My Alphas didn't know. They'd saved me, had killed for me, and were standing guard outside my door right now.

But they didn't know I was carrying their baby.

Didn't know I might be even more of a burden than they'd signed up for.

What if they didn't want this? What if a baby was too much, too complicated, too permanent? We'd never talked about it, never discussed what we wanted beyond the immediate connection between us. Heat biology made pregnancies possible, but that didn't mean they were desired.

And what if my body failed again? What if the damage from the stabbing, the blood loss, the trauma was too much? What if I lost this baby the way I'd lost the last one, breaking their hearts the way mine had been broken?

“I’ll need to monitor you closely,” Dr. Chen was saying, and I forced myself to focus on his words. “Weekly appointments at first, then more frequently as the pregnancy progresses. We'll do ultrasounds to track development. Given what happened tonight, I want to be extra cautious.”

“Will they—” I stopped, trying to figure out how to ask. “My Alphas. Will they be able to come to the appointments?”

“Of course,” Dr. Chen said. “Most Alphas like to be involved in their Omega's pregnancy care. It's encouraged actually.”

He stood, collecting his tablet. “I'll leave you to rest and to tell them the news. Congratulations, Ms. Jasmine. Despite everything you've been through, this is something worth celebrating.”

He pulled back the curtain and moved toward the door, and I watched him leave, watched him speak briefly with my Alphas in the hallway before walking away.

Through the open door, I could see Kade, Theo, and Lucian watching me, their expressions questioning, clearly wondering what the doctor had said.

I was pregnant. Carrying their child. The knowledge sat in my chest like a warm stone, heavy and precious and terrifying all at once.

I needed to tell them. They deserved to know.

But first, I needed to let myself believe that maybe, possibly, this could be real.

That I could carry this baby to term. That we could be a family.

My hand stayed pressed against my abdomen, feeling my heartbeat pulse beneath my palm. Two hearts now, even if the second was too small to feel yet. Two lives depended on me to survive, to heal, to believe I deserved this chance.

The three of them filed back into the room the moment Dr. Chen left, moving as a unit, their combined scents filling the space with oak, leather, and rosewood.

I watched them approach my bed, saw the concern in their faces, the questions in their eyes, and felt my heart kick up with a nervousness that had nothing to do with injury.

Theo resumed his position near the door, his protective stance somehow both comforting and endearing. Kade moved to sit on the edge of my bed again, his hand finding mine immediately. Lucian stood on my other side, his fingers brushing against my arm in a touch that grounded me.

“What did the doctor say?” Kade asked, his voice carrying worry he wasn't quite hiding. “Is everything okay?”

I opened my mouth, then closed it again, suddenly unsure how to form the words. How did you tell three Alphas that they were going to be fathers? That the night they'd spent taking care of me during my heat had resulted in something permanent and precious?
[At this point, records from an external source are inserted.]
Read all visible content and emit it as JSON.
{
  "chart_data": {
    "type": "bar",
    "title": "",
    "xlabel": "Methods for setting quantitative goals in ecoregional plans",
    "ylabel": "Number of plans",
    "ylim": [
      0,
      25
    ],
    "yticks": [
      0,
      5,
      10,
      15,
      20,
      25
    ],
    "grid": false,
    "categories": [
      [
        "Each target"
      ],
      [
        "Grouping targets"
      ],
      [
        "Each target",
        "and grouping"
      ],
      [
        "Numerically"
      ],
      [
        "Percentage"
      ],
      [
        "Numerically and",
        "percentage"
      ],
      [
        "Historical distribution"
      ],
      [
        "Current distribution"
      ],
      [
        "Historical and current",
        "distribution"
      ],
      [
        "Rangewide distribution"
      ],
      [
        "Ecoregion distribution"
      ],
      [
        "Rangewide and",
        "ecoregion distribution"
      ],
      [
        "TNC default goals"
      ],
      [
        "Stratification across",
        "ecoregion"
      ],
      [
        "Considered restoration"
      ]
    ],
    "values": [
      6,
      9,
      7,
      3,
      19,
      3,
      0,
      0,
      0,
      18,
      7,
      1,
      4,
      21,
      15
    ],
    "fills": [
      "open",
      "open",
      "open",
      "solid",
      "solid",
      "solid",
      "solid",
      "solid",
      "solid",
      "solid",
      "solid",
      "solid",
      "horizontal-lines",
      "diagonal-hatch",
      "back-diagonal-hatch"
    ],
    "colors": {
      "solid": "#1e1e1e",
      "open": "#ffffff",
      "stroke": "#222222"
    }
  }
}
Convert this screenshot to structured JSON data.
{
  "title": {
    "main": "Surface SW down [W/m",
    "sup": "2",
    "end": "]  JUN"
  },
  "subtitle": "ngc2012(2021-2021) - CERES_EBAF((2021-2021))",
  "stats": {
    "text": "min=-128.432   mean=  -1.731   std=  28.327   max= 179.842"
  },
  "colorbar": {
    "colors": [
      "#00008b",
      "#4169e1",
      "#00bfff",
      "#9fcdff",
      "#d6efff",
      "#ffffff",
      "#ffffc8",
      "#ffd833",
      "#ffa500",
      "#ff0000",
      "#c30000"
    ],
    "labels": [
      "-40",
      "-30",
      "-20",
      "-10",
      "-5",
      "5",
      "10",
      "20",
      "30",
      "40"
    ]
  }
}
My free hand moved to my abdomen again, pressing against the bandages, and I saw all three of them track the movement. Their eyes sharpened, focusing on where my hand rested, and I wondered if they could somehow sense what I was about to say.

“I'm okay,” I started, my voice still rough. “The surgery went well. Everything should heal.”

“But?” Theo prompted, reading something in my expression or my scent that told him there was more.